The system works because each layer does what it’s best at:

I think and decide. It gets captured in Obsidian. Claude Code executes from that context. Nancy coordinates the human side. And Google Calendar connects all three.

Why This Works

Before this system, I had a problem that I think a lot of people have. I was carrying too much context in my head. Every project, every relationship, every deadline, every decision. My brain was the central server and it was constantly overloaded.

Now my brain is free to do what it’s actually good at: making decisions and thinking creatively. The storage is handled by Obsidian. The execution is handled by Claude Code. The coordination is handled by Nancy.

The big shift was realizing that Claude Code is dramatically more useful when it has context. Telling Claude Code “help me plan my day” produces generic garbage. Telling it to run /today when it can read my entire vault, with all my projects, people, priorities, and schedule, produces a plan that actually makes sense for my specific situation.

Same with building software. When Claude Code can read my project files, my implementation plans, my architecture decisions, and my past conversations about the project, the code it writes is better. It’s not starting from zero every time. It has the full picture.

The Daily Workflow

Here’s what a typical day looks like with this system:

5:00 AM - Start work at Planning Center. The vault has my context from yesterday’s closeday.

9:00 AM - Lunch hour. Run /today to see what needs attention across my side projects. Claude Code reads the vault, checks priorities, and gives me a focused plan for the hour.

9:05 AM - If I’m building, Claude Code already has the project context. If I’m planning, it knows my priorities. If I need to coordinate something, Nancy has the vault context too.

2:00 PM - Planning Center day ends. Shift to side projects if there’s energy and time.

Evening - Run /closeday to capture what happened, update project status, and clear my head so tomorrow starts clean.

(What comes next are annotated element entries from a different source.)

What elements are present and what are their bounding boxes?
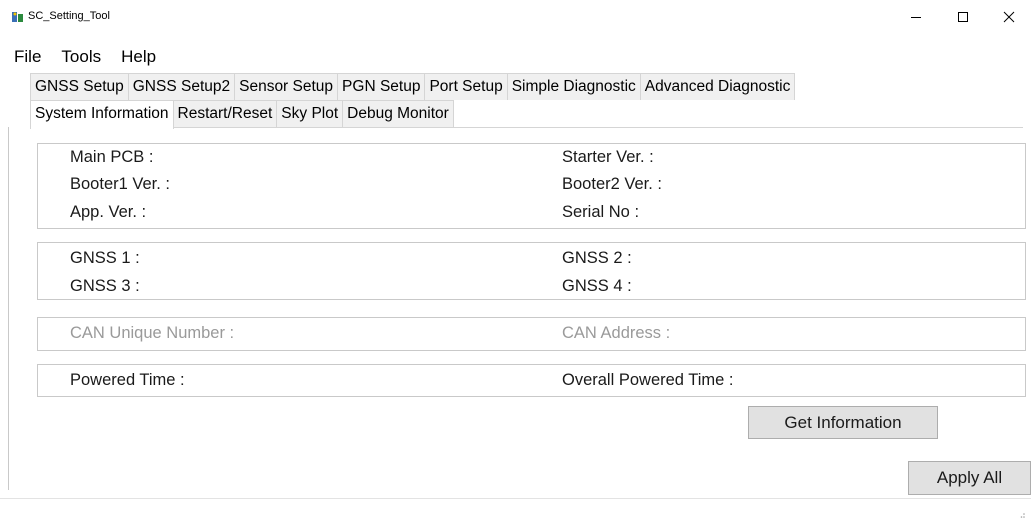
gnss1-label: GNSS 1 :	[70, 249, 140, 267]
tab-sensor-setup[interactable]: Sensor Setup	[234, 73, 339, 100]
menu-bar: File Tools Help	[0, 44, 164, 70]
tab-system-information[interactable]: System Information	[30, 100, 174, 129]
app-ver-label: App. Ver. :	[70, 203, 147, 221]
tab-gnss-setup2[interactable]: GNSS Setup2	[127, 73, 236, 100]
window-title: SC_Setting_Tool	[28, 10, 110, 22]
tab-advanced-diagnostic[interactable]: Advanced Diagnostic	[639, 73, 796, 100]
can-info-group: CAN Unique Number : CAN Address :	[37, 317, 1026, 351]
tab-sky-plot[interactable]: Sky Plot	[276, 100, 344, 127]
can-unique-number-label: CAN Unique Number :	[70, 324, 235, 342]
maximize-button[interactable]	[940, 0, 986, 34]
main-pcb-label: Main PCB :	[70, 148, 154, 166]
close-icon	[1003, 11, 1015, 23]
status-bar-divider	[0, 498, 1031, 499]
booter2-ver-label: Booter2 Ver. :	[562, 175, 662, 193]
can-address-label: CAN Address :	[562, 324, 671, 342]
power-info-group: Powered Time : Overall Powered Time :	[37, 364, 1026, 397]
window-border	[8, 127, 9, 490]
serial-no-label: Serial No :	[562, 203, 640, 221]
menu-help[interactable]: Help	[109, 47, 164, 67]
tab-port-setup[interactable]: Port Setup	[424, 73, 508, 100]
tab-row-top: GNSS Setup GNSS Setup2 Sensor Setup PGN …	[30, 73, 796, 100]
starter-ver-label: Starter Ver. :	[562, 148, 654, 166]
menu-file[interactable]: File	[0, 47, 49, 67]
title-bar: SC_Setting_Tool	[0, 0, 1031, 34]
apply-all-button[interactable]: Apply All	[908, 461, 1031, 495]
gnss3-label: GNSS 3 :	[70, 277, 140, 295]
gnss-info-group: GNSS 1 : GNSS 2 : GNSS 3 : GNSS 4 :	[37, 242, 1026, 300]
overall-powered-time-label: Overall Powered Time :	[562, 371, 734, 389]
minimize-icon	[911, 17, 921, 18]
minimize-button[interactable]	[893, 0, 939, 34]
app-icon	[12, 12, 23, 22]
tab-restart-reset[interactable]: Restart/Reset	[172, 100, 278, 127]
menu-tools[interactable]: Tools	[49, 47, 109, 67]
version-info-group: Main PCB : Starter Ver. : Booter1 Ver. :…	[37, 143, 1026, 229]
gnss4-label: GNSS 4 :	[562, 277, 632, 295]
powered-time-label: Powered Time :	[70, 371, 185, 389]
maximize-icon	[958, 12, 968, 22]
resize-grip-icon[interactable]	[1020, 512, 1026, 520]
get-information-button[interactable]: Get Information	[748, 406, 938, 439]
tab-row-bottom: System Information Restart/Reset Sky Plo…	[30, 100, 454, 129]
tab-pgn-setup[interactable]: PGN Setup	[337, 73, 426, 100]
tab-debug-monitor[interactable]: Debug Monitor	[342, 100, 454, 127]
gnss2-label: GNSS 2 :	[562, 249, 632, 267]
tab-gnss-setup[interactable]: GNSS Setup	[30, 73, 129, 100]
tab-simple-diagnostic[interactable]: Simple Diagnostic	[506, 73, 641, 100]
close-button[interactable]	[986, 0, 1031, 34]
booter1-ver-label: Booter1 Ver. :	[70, 175, 170, 193]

The thing that surprised me most is how much mental energy this frees up. I don’t lie awake thinking “did I forget something?” because everything is captured. I don’t stress about context-switching between projects because the context is always there waiting for me. I just sit down, load the context, and start.

What I’d Tell You

You don’t need to copy this system exactly. The specific tools matter less than the principle: separate your brain from storage, execution, and coordination.

Your second brain could be Notion or Apple Notes or a folder of text files. Your execution engine could be any AI tool that can read your notes. Your human layer could be a VA, a partner, or just a set of reminders.

The point is to stop carrying everything in your head. Build a system where context is captured, accessible, and connected. Then let your brain do what it does best: think about the hard problems.

That’s the system. Obsidian, Claude Code, and Nancy. It’s weird, it’s personal, and it’s the most productive I’ve ever been.